Le colonel Miguel Ortiz, entre ses affectations et sa retraite, avait passé près d'un tiers de sa vie sur l'île et se sentait comme un Grand Canarien comme les autres. Je suppose que l'on ne choisit pas le moment de sa mort, mais il semble que mourir un vendredi matin, à la veille du week-end, signifie être ignoré par ceux qui devraient honorer leurs anciens combattants.
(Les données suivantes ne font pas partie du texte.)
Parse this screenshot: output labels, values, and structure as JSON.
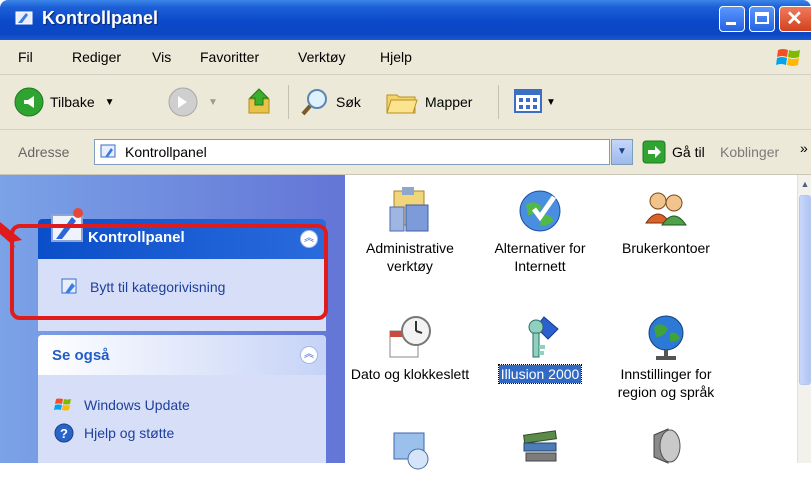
{
  "window": {
    "title": "Kontrollpanel"
  },
  "menu": [
    "Fil",
    "Rediger",
    "Vis",
    "Favoritter",
    "Verktøy",
    "Hjelp"
  ],
  "toolbar": {
    "back": "Tilbake",
    "search": "Søk",
    "folders": "Mapper"
  },
  "address": {
    "label": "Adresse",
    "value": "Kontrollpanel",
    "go": "Gå til",
    "links": "Koblinger",
    "chevron": "»"
  },
  "tasks": {
    "title": "Kontrollpanel",
    "switch_view": "Bytt til kategorivisning"
  },
  "see_also": {
    "title": "Se også",
    "items": [
      "Windows Update",
      "Hjelp og støtte"
    ]
  },
  "icons": [
    {
      "label": "Administrative verktøy",
      "icon": "admin-tools-icon"
    },
    {
      "label": "Alternativer for Internett",
      "icon": "internet-options-icon"
    },
    {
      "label": "Brukerkontoer",
      "icon": "user-accounts-icon"
    },
    {
      "label": "Dato og klokkeslett",
      "icon": "date-time-icon"
    },
    {
      "label": "Illusion 2000",
      "icon": "illusion-key-icon",
      "selected": true
    },
    {
      "label": "Innstillinger for region og språk",
      "icon": "regional-globe-icon"
    }
  ],
  "colors": {
    "highlight": "#e01b1b",
    "titlebar": "#0a49c9",
    "selection": "#316ac5"
  }
}
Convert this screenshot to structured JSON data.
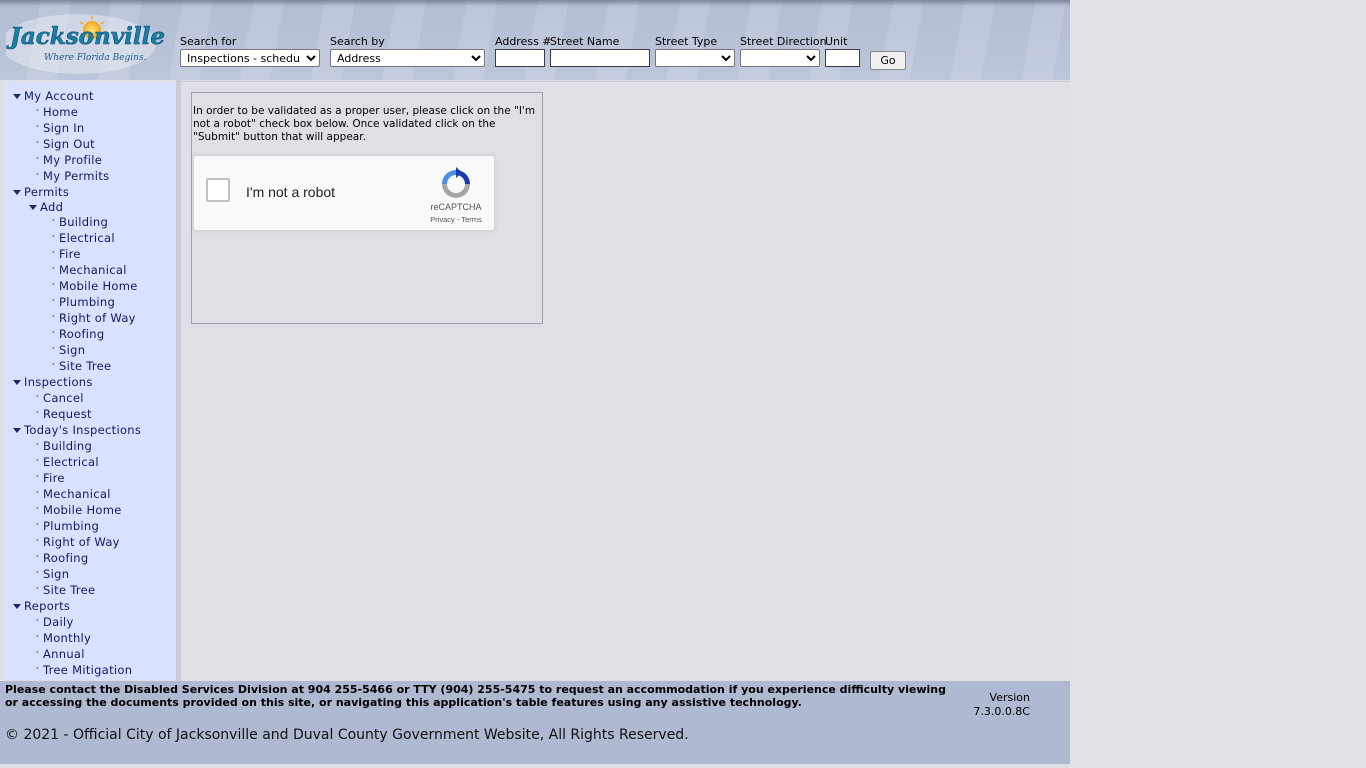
{
  "logo": {
    "name": "Jacksonville",
    "tagline": "Where Florida Begins."
  },
  "search": {
    "search_for_label": "Search for",
    "search_for_value": "Inspections - scheduled",
    "search_by_label": "Search by",
    "search_by_value": "Address",
    "address_label": "Address #",
    "street_name_label": "Street Name",
    "street_type_label": "Street Type",
    "street_direction_label": "Street Direction",
    "unit_label": "Unit",
    "go_label": "Go"
  },
  "sidebar": {
    "my_account": {
      "label": "My Account",
      "items": [
        "Home",
        "Sign In",
        "Sign Out",
        "My Profile",
        "My Permits"
      ]
    },
    "permits": {
      "label": "Permits",
      "add": {
        "label": "Add",
        "items": [
          "Building",
          "Electrical",
          "Fire",
          "Mechanical",
          "Mobile Home",
          "Plumbing",
          "Right of Way",
          "Roofing",
          "Sign",
          "Site Tree"
        ]
      }
    },
    "inspections": {
      "label": "Inspections",
      "items": [
        "Cancel",
        "Request"
      ]
    },
    "todays_inspections": {
      "label": "Today's Inspections",
      "items": [
        "Building",
        "Electrical",
        "Fire",
        "Mechanical",
        "Mobile Home",
        "Plumbing",
        "Right of Way",
        "Roofing",
        "Sign",
        "Site Tree"
      ]
    },
    "reports": {
      "label": "Reports",
      "items": [
        "Daily",
        "Monthly",
        "Annual",
        "Tree Mitigation"
      ]
    }
  },
  "main": {
    "instructions": "In order to be validated as a proper user, please click on the \"I'm not a robot\" check box below. Once validated click on the \"Submit\" button that will appear.",
    "recaptcha": {
      "label": "I'm not a robot",
      "brand": "reCAPTCHA",
      "privacy": "Privacy",
      "separator": " - ",
      "terms": "Terms"
    }
  },
  "footer": {
    "notice": "Please contact the Disabled Services Division at 904 255-5466 or TTY (904) 255-5475 to request an accommodation if you experience difficulty viewing or accessing the documents provided on this site, or navigating this application's table features using any assistive technology.",
    "version_label": "Version",
    "version_value": "7.3.0.0.8C",
    "copyright": "© 2021 - Official City of Jacksonville and Duval County Government Website, All Rights Reserved."
  },
  "colors": {
    "header_bg": "#b4bed4",
    "sidebar_bg": "#d8e1fd",
    "link": "#0f1b66",
    "footer_bg": "#b0b9d2"
  }
}
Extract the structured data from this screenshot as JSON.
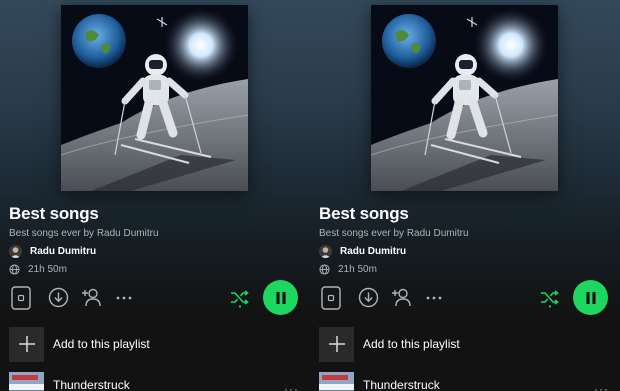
{
  "panels": [
    {
      "title": "Best songs",
      "description": "Best songs ever by Radu Dumitru",
      "owner": "Radu Dumitru",
      "duration": "21h 50m",
      "add_to_playlist_label": "Add to this playlist",
      "track_title": "Thunderstruck",
      "more_glyph": "···"
    },
    {
      "title": "Best songs",
      "description": "Best songs ever by Radu Dumitru",
      "owner": "Radu Dumitru",
      "duration": "21h 50m",
      "add_to_playlist_label": "Add to this playlist",
      "track_title": "Thunderstruck",
      "more_glyph": "···"
    }
  ],
  "icons": {
    "cover": "astronaut-skiing-on-moon-artwork",
    "avatar": "user-avatar",
    "duration": "globe-icon",
    "preview": "playlist-thumbnail-icon",
    "download": "download-icon",
    "add_user": "add-user-icon",
    "more": "more-options-icon",
    "shuffle": "smart-shuffle-icon",
    "pause": "pause-icon",
    "add": "plus-icon"
  },
  "colors": {
    "accent_green": "#1ed760",
    "background": "#121212",
    "secondary_text": "#b3b3b3"
  }
}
En ces temps agités de "titos Berni" et d'amabilités diverses, l'institution de la Guardia Civil au niveau insulaire n'est pas en mesure de permettre de telles manifestations de dédain. Surtout à l'égard d'un collègue qui a été capitaine du sous-secteur de la circulation et commandant en second dans les années 80. Et qui n'a jamais pardonné un seul 12 octobre l'offrande traditionnelle au saint patron du commandement malgré les années de retraite.

Ceux qui n'ont pas failli, l'essence et le cœur du corps, ce sont les gardes civils, avec une majuscule. Ceux qui ont rendu hommage en personne ou par téléphone où qu'ils se trouvent, en particulier leurs camarades de classe. Ce sont eux qui entretiennent la flamme de ce qui a été et de ce qui - comme certains l'ont dit en voyant le vide institutionnel - n'est peut-être plus.

Et bien sûr, il y a aussi sa famille biologique, nous. Une bonne partie de celle-ci n'a pas pu profiter longtemps de sa compagnie après tant de décennies passées loin de sa ville natale de Saragosse, où ses cendres reposent. Le déracinement découlant de son dévouement à l'uniforme a fait des ravages, bien qu'il ait toujours porté fièrement son statut d'Aragonais où qu'il aille. Cette famille est la même qui vit entre la tristesse de son départ et la consolation de voir que, bien que tous les hommes meurent, tous ne vivent pas vraiment et se donnent comme il l'a fait partout où il est allé et à tous ceux qui le lui ont demandé, parce qu'il était avant tout une bonne personne dont nous serons toujours fiers d'avoir fait partie de la vie.

J'espère que le temps atténuera l'angoisse du deuil et qu'il restera la profonde fierté d'avoir offert un sacrifice incomparable, un jour comme aujourd'hui, 12 octobre, à l'autel de la Virgen del Pilar. Votre triple patronne : Garde civile, Saragosse et Espagnole. Un autel où la mort n'est pas une fin.